E anche nel mangiare era la stessa storia. Non le piacevano le patate, l'erba le dava il dolor di stomaco, la minestra di riso la nauseava, la carne grossa le era indigesta. Insomma era un vero struggimento.
E la mamma, che era una donna di giudizio, voleva avvezzar bene la sua bambina, nè poteva certo menarle buoni tutti quei dàddoli.
- Io voglio far di te una giovane sana e robusta, le diceva spesso: e affinchè tu diventi tale, è necessario che tu ti avvezzi per tempo al sole, alla pioggia, ai venti: che tu pigli l'abitudine ai cibi grossolani, alle vesti ruvide, ai letti duri. Si sa come si nasce e non si sa come si muore, bambina mia. E perchè tu intenda meglio i vantaggi d'una vita sobria e severa, ti racconterò la novella di Turco e di Sparalampi.
Sappi che in un paesetto del Mugello, un pastore aveva allevato due bei cani, appartenenti alla razza più stimata, sì per la forza, come per il coraggio. Quando li vide abbastanza grandi e robusti per non aver più bisogno del latte materno, pensò di regalare il più bello al suo padrone, che era un ricco signore di Firenze.
Ci volle del buono e del bello a dividere i due animali, che non intendevano di lasciarsi, ma salvo questo incidente, il regalo fu ricevuto collo stesso piacere col quale venne fatto.
A partir da quel giorno, la vita che menarono i due fratelli fu molto diversa.

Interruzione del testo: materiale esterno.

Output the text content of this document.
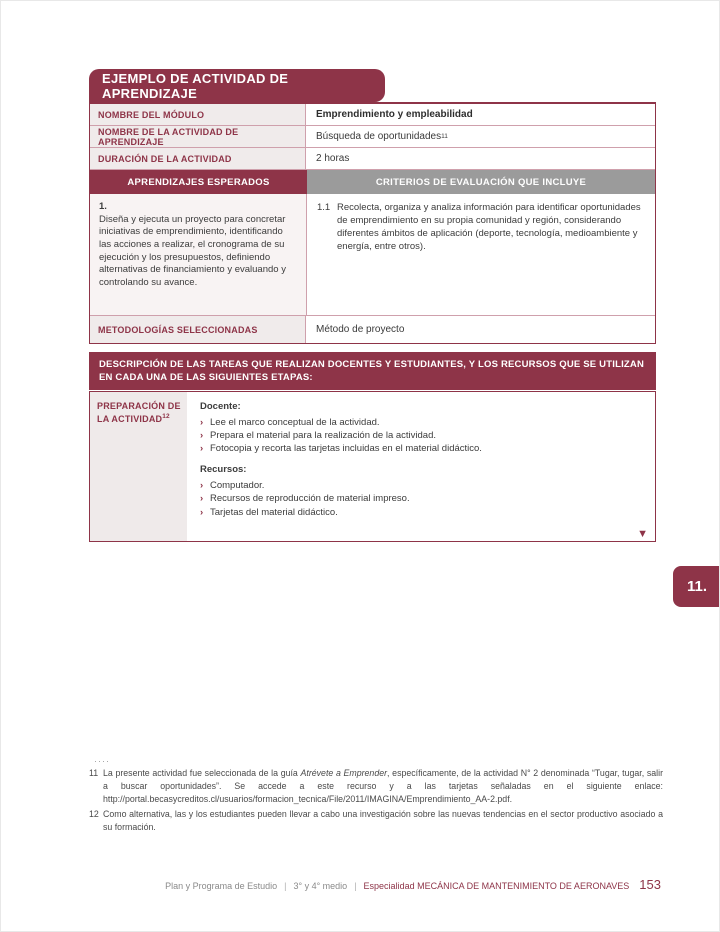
EJEMPLO DE ACTIVIDAD DE APRENDIZAJE
NOMBRE DEL MÓDULO	Emprendimiento y empleabilidad
NOMBRE DE LA ACTIVIDAD DE APRENDIZAJE	Búsqueda de oportunidades 11
DURACIÓN DE LA ACTIVIDAD	2 horas
APRENDIZAJES ESPERADOS	CRITERIOS DE EVALUACIÓN QUE INCLUYE
1.
Diseña y ejecuta un proyecto para concretar iniciativas de emprendimiento, identificando las acciones a realizar, el cronograma de su ejecución y los presupuestos, definiendo alternativas de financiamiento y evaluando y controlando su avance.
1.1 Recolecta, organiza y analiza información para identificar oportunidades de emprendimiento en su propia comunidad y región, considerando diferentes ámbitos de aplicación (deporte, tecnología, medioambiente y energía, entre otros).
METODOLOGÍAS SELECCIONADAS	Método de proyecto
DESCRIPCIÓN DE LAS TAREAS QUE REALIZAN DOCENTES Y ESTUDIANTES, Y LOS RECURSOS QUE SE UTILIZAN EN CADA UNA DE LAS SIGUIENTES ETAPAS:
PREPARACIÓN DE LA ACTIVIDAD$^{12}$
Docente:
› Lee el marco conceptual de la actividad.
› Prepara el material para la realización de la actividad.
› Fotocopia y recorta las tarjetas incluidas en el material didáctico.
Recursos:
› Computador.
› Recursos de reproducción de material impreso.
› Tarjetas del material didáctico.
▼
11.
····
11 La presente actividad fue seleccionada de la guía Atrévete a Emprender, específicamente, de la actividad N° 2 denominada “Tugar, tugar, salir a buscar oportunidades”. Se accede a este recurso y a las tarjetas señaladas en el siguiente enlace: http://portal.becasycreditos.cl/usuarios/formacion_tecnica/File/2011/IMAGINA/Emprendimiento_AA-2.pdf.
12 Como alternativa, las y los estudiantes pueden llevar a cabo una investigación sobre las nuevas tendencias en el sector productivo asociado a su formación.
Plan y Programa de Estudio | 3° y 4° medio | Especialidad MECÁNICA DE MANTENIMIENTO DE AERONAVES 153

Il nuovo signorino, al quale venne imposto il nome di Turco, fu ammesso subito in cucina, dove non tardò ad accaparrarsi le buone grazie del servitorame, che si divertiva a vederlo sgambettare e lo compensava con una profusione di chicche e di cibi prelibati, e lui, a furia di mangiar quelle cose sostanziose dalla mattina alla sera, si era fatto tondo e grasso come un pallone: ed era diventato così pigro e pauroso, che la sola vista d'un ragno bastava per farlo allibire.